Every election year at this time, radio and television airwaves, newspaper columns and political websites are suffused with poll results. Some track voter preferences daily, like www.realclearpolitics.com, which carries a daily compendium of polls on presidential and other significant contests at the national and state levels.
But are these polls accurate? As a rule, whichever party the polls report as trailing complains about things like skewed samples, political push polling where questions asked by pollsters lead respondents into preferred answers, and the fact that polls usually can’t reflect the very latest events.
And yet … most published polls are devastatingly accurate, especially when they account for likely voter prejudices and the latest in early-voting availability, whether absentee or electronic.
For most of the last two months, national polls and surveys in so-called battleground states like Florida, Ohio and Colorado have showed President Obama with small to moderate poll margins over Republican challenger Mitt Romney. They also predict there will be no real contest in California, where both Obama and Democratic Sen. Dianne Feinstein are projected as easy winners.
This does not sit well with GOP activists, who know that everything from free television coverage to campaign donations and voter turnout can hinge on what the polls say.
So the tea party-linked Campaign to Defeat Barack Obama began bleating about poll bias six weeks before Election Day, just about the time the first early voters were casting ballots.
The public polls include too many Democrats in their samples, the group argues in email after email to its adherents. There’s also the argument that many public polls survey among registered voters rather than winnowing their samples to include only likely voters.
Using registered voters, both the daily Rasmussen Reports and Gallup tracking polls have shown Obama with a slight national lead for the last six weeks and larger leads in some swing states, most notably Ohio and Wisconsin, where his edge in the surveys has ranged as high as 12 percent.
Neither the current Republican gripes nor similar ones by Democrats during the George W. Bush election years explain why public polls, whose very survival as businesses depends on accuracy, would deliberately skew their samples to favor one party or the other. If any public poll develops a reputation for inaccuracy, push-polling or favoritism, that poll will quickly disappear.
Says Jay Leve, director of the New Jersey-based Survey USA firm whose polls are paid for and used by many California television outlets, “(The complaints) are an assault on the integrity of an entire profession and I find it repugnant, as should any thinking person.”
As a rule, private polls run by campaigns provide somewhat more detailed information than public ones, but plenty of detail can still be gleaned from analyzing the results of public surveys like Reuters-Ipsos (http://www.ipsos-na.com/news-polls/pressrelease.aspx?id=5764), which polls for several newspaper and television outlets.

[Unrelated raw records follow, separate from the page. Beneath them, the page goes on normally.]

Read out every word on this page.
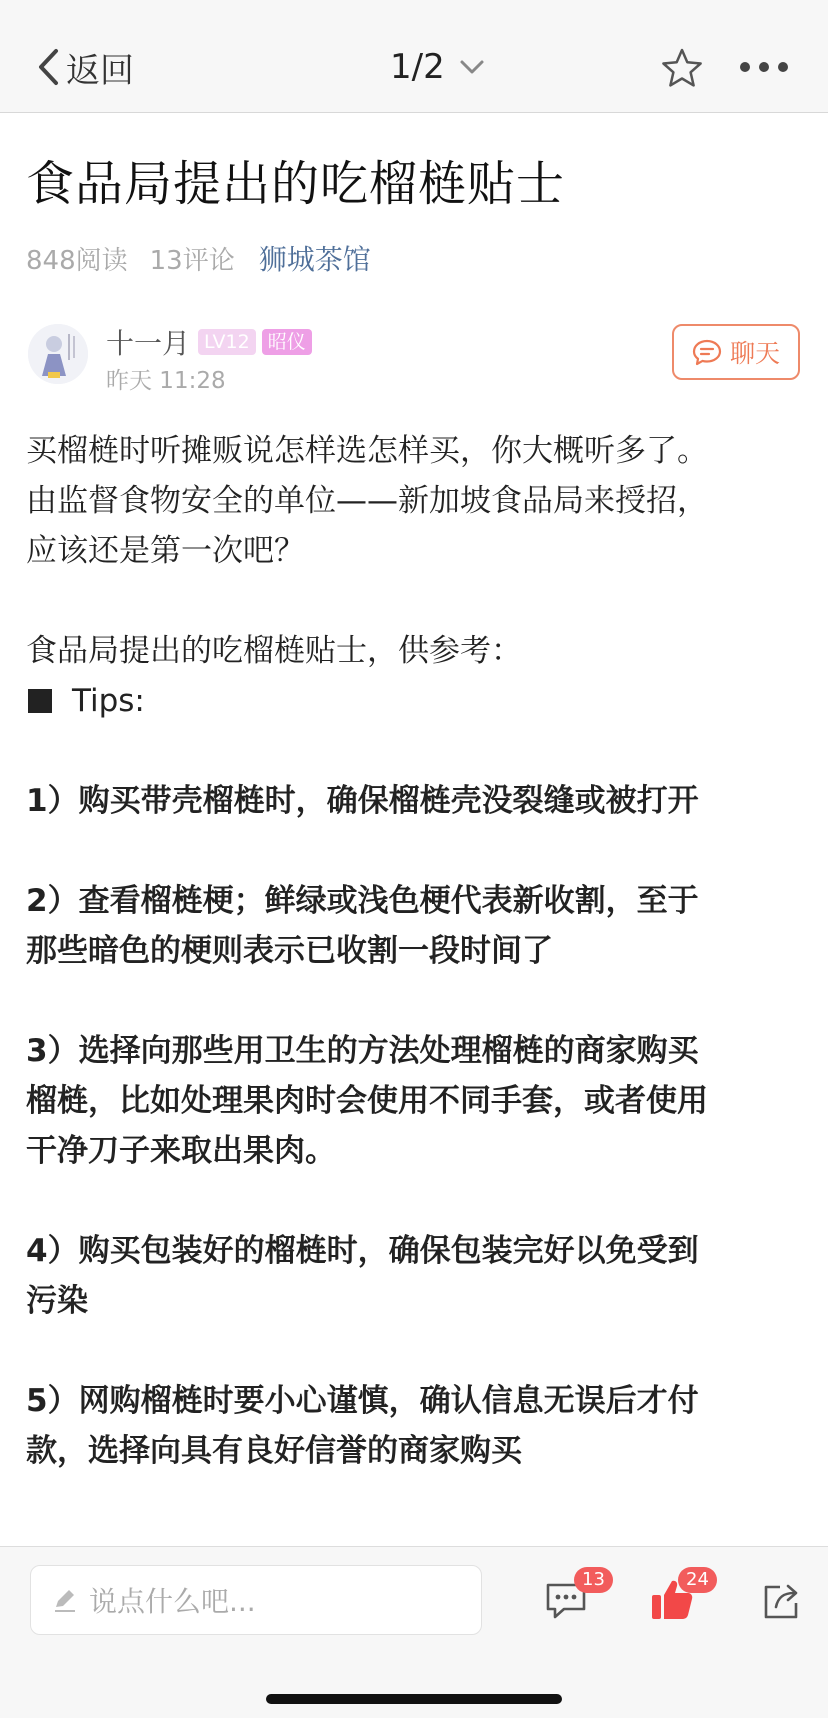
返回	1/2
食品局提出的吃榴梿贴士
848阅读 13评论 狮城茶馆
十一月 LV12 昭仪
昨天 11:28
聊天

买榴梿时听摊贩说怎样选怎样买，你大概听多了。

由监督食物安全的单位——新加坡食品局来授招，

应该还是第一次吧？

食品局提出的吃榴梿贴士，供参考：

Tips:

1）购买带壳榴梿时，确保榴梿壳没裂缝或被打开

2）查看榴梿梗；鲜绿或浅色梗代表新收割，至于

那些暗色的梗则表示已收割一段时间了

3）选择向那些用卫生的方法处理榴梿的商家购买

榴梿，比如处理果肉时会使用不同手套，或者使用

干净刀子来取出果肉。

4）购买包装好的榴梿时，确保包装完好以免受到

污染

5）网购榴梿时要小心谨慎，确认信息无误后才付

款，选择向具有良好信誉的商家购买

说点什么吧...
13	24
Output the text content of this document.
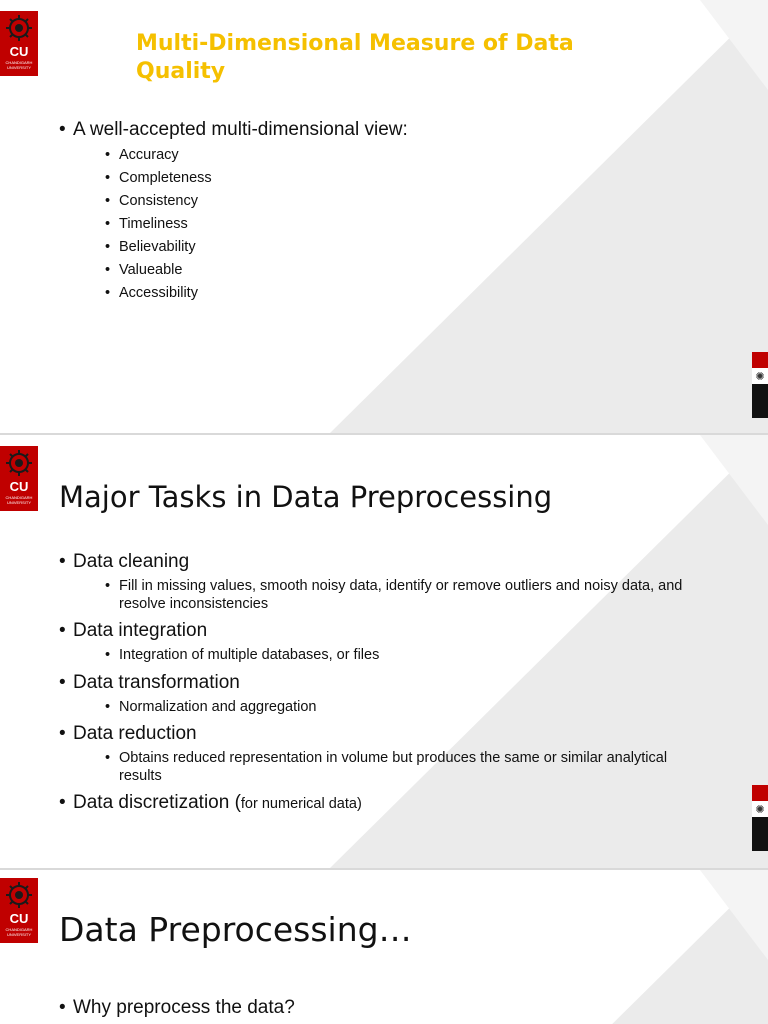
CU
CHANDIGARH
UNIVERSITY
Multi-Dimensional Measure of Data Quality
• A well-accepted multi-dimensional view:
• Accuracy
• Completeness
• Consistency
• Timeliness
• Believability
• Valueable
• Accessibility
✺
CU
CHANDIGARH
UNIVERSITY Major Tasks in Data Preprocessing
• Data cleaning
• Fill in missing values, smooth noisy data, identify or remove outliers and noisy data, and resolve inconsistencies
• Data integration
• Integration of multiple databases, or files
• Data transformation
• Normalization and aggregation
• Data reduction
• Obtains reduced representation in volume but produces the same or similar analytical results
• Data discretization (for numerical data)	✺
CU
CHANDIGARH
UNIVERSITY Data Preprocessing…
• Why preprocess the data?
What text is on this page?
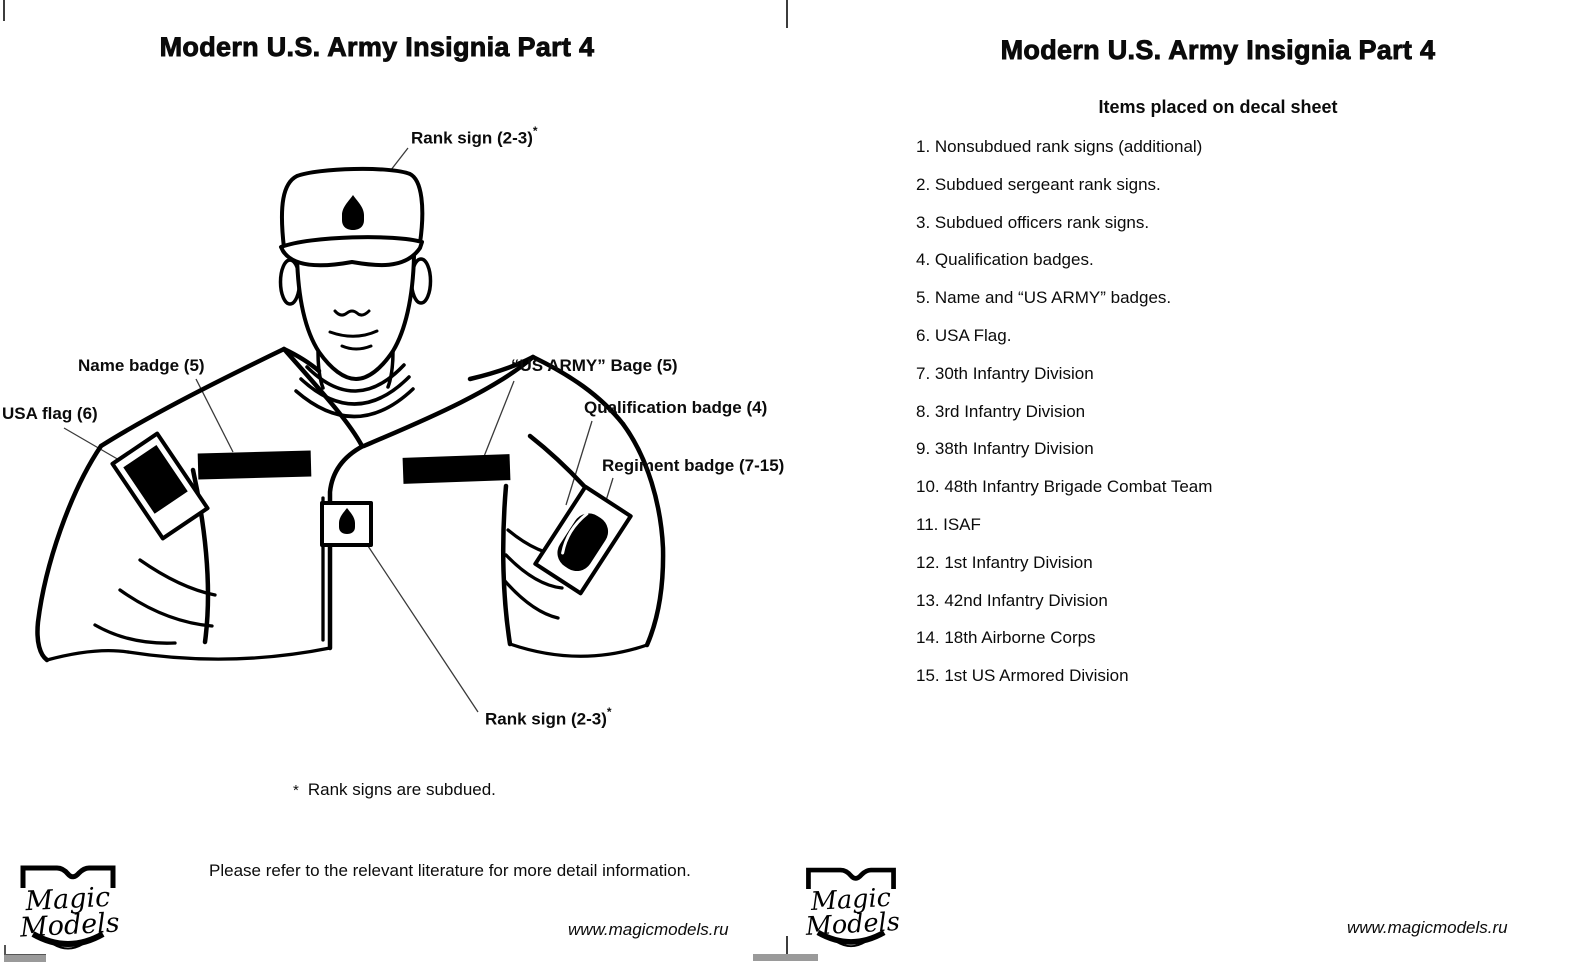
Modern U.S. Army Insignia Part 4
Rank sign (2-3)*
Name badge (5)
USA flag (6)
“US ARMY” Bage (5)
Qualification badge (4)
Regiment badge (7-15)
Rank sign (2-3)*
* Rank signs are subdued.
Please refer to the relevant literature for more detail information.
www.magicmodels.ru
Magic
Models
Modern U.S. Army Insignia Part 4
Items placed on decal sheet
1. Nonsubdued rank signs (additional)
2. Subdued sergeant rank signs.
3. Subdued officers rank signs.
4. Qualification badges.
5. Name and “US ARMY” badges.
6. USA Flag.
7. 30th Infantry Division
8. 3rd Infantry Division
9. 38th Infantry Division
10. 48th Infantry Brigade Combat Team
11. ISAF
12. 1st Infantry Division
13. 42nd Infantry Division
14. 18th Airborne Corps
15. 1st US Armored Division
Magic
Models	www.magicmodels.ru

One Reuters-Ipsos poll taken between Sept. 7 and Sept. 10, for example, found Obama ahead nationally by 48-45 percent among registered voters. It used a sample including 38 percent who leaned Republican and 42 percent leaning Democratic, which Republican complainers instantly said was responsible for the poll’s result. But the sample also showed 51 percent of those responding identified with at least some of the tea party’s conservative message. And other national surveys indicate slightly more voters identify themselves as Democratic; hence slightly more Democratic leaners in the sample.
Like its competitors, Reuters-Ipsos risked its reputation on its sampling choices. And most similar polls have been very accurate in the modern era.
The surveys learned a lot from the 1982 election of Republican George Deukmejian over Democrat Tom Bradley as California governor. Polls published the day before that vote showed Bradley the likely winner and exit polls on Election Day also had him ahead. But Deukmejian won. One reason was that large-scale voting by mail was then a new thing and the polls had not taken it into account. They never made that mistake again, and came within 1 percent of predicting the actual presidential outcome in 2008.
Polls also were inaccurate in two California primary election races in 2006, failing to account for both the number of individuals who have cell phones but no land lines and not considering the impact of last-minute email blasts by the campaign of current Secretary of State Debra Bowen.
There have been problems with polls using only robotic telephone calls, too, but those also have mostly been repaired.
The bottom line this year: Despite complaints from those who don’t like their findings, chances are the public polls have been accurate so far and will be pretty reliable right up to Election Day. Unless one or more campaigns have introduced some new wrinkle that no pollster knows about.